Dall’Ucraina a Gaza i venti di guerra imperversano nel mondo, ma la guerra di oggi, e quella che si preannuncia per l’immediato futuro, è molto diversa, e se possibile terribilmente peggiore, rispetto a quella del passato.
Mentre l’esercito USA annuncia l’imminente entrata in funzione di 2000 caccia bombardieri che saranno operativi senza bisogno di piloti o di altro intervento umano, sembra che sia soprattutto il conflitto in Palestina il teatro principale dove vengono ampiamente utilizzate dall’esercito israeliano le moderne tecnologie legate alla intelligenza artificiale, che stanno cambiando per sempre il modo di fare la guerra.
Pare che sia un sistema di AI che decida di volta in volta quali obiettivi attaccare a Gaza elaborando in tempo reale una enorme quantità di dati. Un sistema simile, denominato “Lavender”, si occupa di spiare, tramite intercettazioni telefoniche messaggi social e quant’altro, tutti gli abitanti di Gaza allo scopo di individuare i possibili militanti di Hamas. Questi vengono poi classificati secondo la loro presunta pericolosità e sorvegliati attraverso un sistema di tracciamento che con incredibile e aberrante cinismo viene chiamato “Dov’è papà?”, per essere poi colpiti nel momento esatto in cui rientrano a casa in modo da sopprimerli, eliminando l’intera famiglia, bambini compresi.
I nuovi modi di concepire la guerra sembrerebbero preludere ad un futuro in cui le nuove tecnologie prenderanno definitivamente il posto degli uomini, trasformando le strategie militari in programmazioni informatiche, e soprattutto rendendo sempre meno importante l’intervento diretto dei combattenti negli scenari del conflitto, fino al punto da fare pensare che in un futuro non lontano gli stessi eserciti, così come da sempre li conosciamo, possano rendersi del tutto superflui, almeno nella fase di attacco esterno e di non occupazione del territorio nemico.

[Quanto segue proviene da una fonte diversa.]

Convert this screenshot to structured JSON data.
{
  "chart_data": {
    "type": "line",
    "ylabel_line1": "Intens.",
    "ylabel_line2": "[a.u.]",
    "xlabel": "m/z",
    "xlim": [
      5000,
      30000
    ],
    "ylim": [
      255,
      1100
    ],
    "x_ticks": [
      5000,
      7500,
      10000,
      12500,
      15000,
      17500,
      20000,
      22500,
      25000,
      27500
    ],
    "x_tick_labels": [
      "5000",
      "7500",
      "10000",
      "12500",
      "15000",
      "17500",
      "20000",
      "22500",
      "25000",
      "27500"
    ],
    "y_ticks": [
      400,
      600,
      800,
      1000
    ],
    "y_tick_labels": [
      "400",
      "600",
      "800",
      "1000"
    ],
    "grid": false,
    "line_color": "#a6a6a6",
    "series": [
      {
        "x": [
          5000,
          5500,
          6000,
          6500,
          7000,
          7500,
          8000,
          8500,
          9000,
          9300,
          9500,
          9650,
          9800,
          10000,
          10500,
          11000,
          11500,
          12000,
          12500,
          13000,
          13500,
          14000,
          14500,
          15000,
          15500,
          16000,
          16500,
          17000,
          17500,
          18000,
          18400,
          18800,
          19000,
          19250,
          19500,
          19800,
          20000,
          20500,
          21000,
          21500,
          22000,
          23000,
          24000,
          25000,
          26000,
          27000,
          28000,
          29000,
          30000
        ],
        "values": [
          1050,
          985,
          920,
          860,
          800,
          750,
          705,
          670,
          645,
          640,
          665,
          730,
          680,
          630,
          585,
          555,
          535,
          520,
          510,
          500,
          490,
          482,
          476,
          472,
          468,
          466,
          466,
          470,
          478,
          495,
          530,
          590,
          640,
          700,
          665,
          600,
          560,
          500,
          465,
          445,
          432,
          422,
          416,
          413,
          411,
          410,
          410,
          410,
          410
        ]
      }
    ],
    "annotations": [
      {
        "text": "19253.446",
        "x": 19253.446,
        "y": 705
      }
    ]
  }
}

Ma le cose sono probabilmente più complesse. È la stessa storia militare dello Stato di Israele, per molti versi esemplare per capire l’evoluzione moderna della guerra, che ci lascia molti dubbi. Mentre infatti, per un verso, come abbiamo visto, le tecnologie della AI prendono le immediate decisioni operative al posto degli stati maggiori e le armi portano morte e distruzione senza bisogno dell’intervento umano, per altro verso Israele ha da sempre, (e pare abbia tutte le intenzioni di preservare anche per il futuro), una concezione del proprio esercito in cui l’esercizio della forza armata non viene concepito come una sorta di funzione separata riservata a specialisti, ma piuttosto come qualcosa che vive in simbiosi col popolo, e che quindi deve essere considerato come un preciso impegno, oseremmo dire “esistenziale” e quotidiano, di ogni cittadino. In sostanza, l’esercito concepito come un popolo costantemente in armi.
Ricordiamo, a questo proposito, che la leva obbligatoria in Israele riguarda entrambi i sessi e dura ben tre anni. Questa presenza “di massa” all’interno dell’esercito determina il fatto che una parte consistente degli ufficiali, anche di grado relativamente alto, non siano professionisti di carriera. Pare inoltre che all’interno dell’esercito una presenza significativa, anche dal punto di vista numerico, sia quella dei coloni, che giusto per intenderci, rappresentano quei cittadini che continuando ad occupare nuove terre sottratte ai Palestinesi, hanno fatto dell’uso delle armi una pratica quotidiana a prescindere dall’avere indosso la divisa di un esercito regolare.
Queste riflessioni ci portano a pensare ad un ulteriore salto di qualità nel prodursi della guerra del futuro. Una nuova dimensione totalizzante in cui all’uso delle tecnologie più avanzate della AI per portare morte e distruzione e desertificare il territorio del nemico da abbattere sul fronte esterno, si accompagna la rinnovata esigenza di un controllo sempre più raffinato delle menti sul fronte interno.
L’identità escludente ed armata di un popolo disciplinato che deve farsi esercito innanzitutto per assicurare il controllo di se stesso. È evidente che in questa prospettiva ogni voce di dissenso od anche l’espressione del minimo dubbio o del più vago sospetto, saranno considerate la prova certa di un tradimento, ancora di più di quanto la logica della guerra non imponesse già in passato.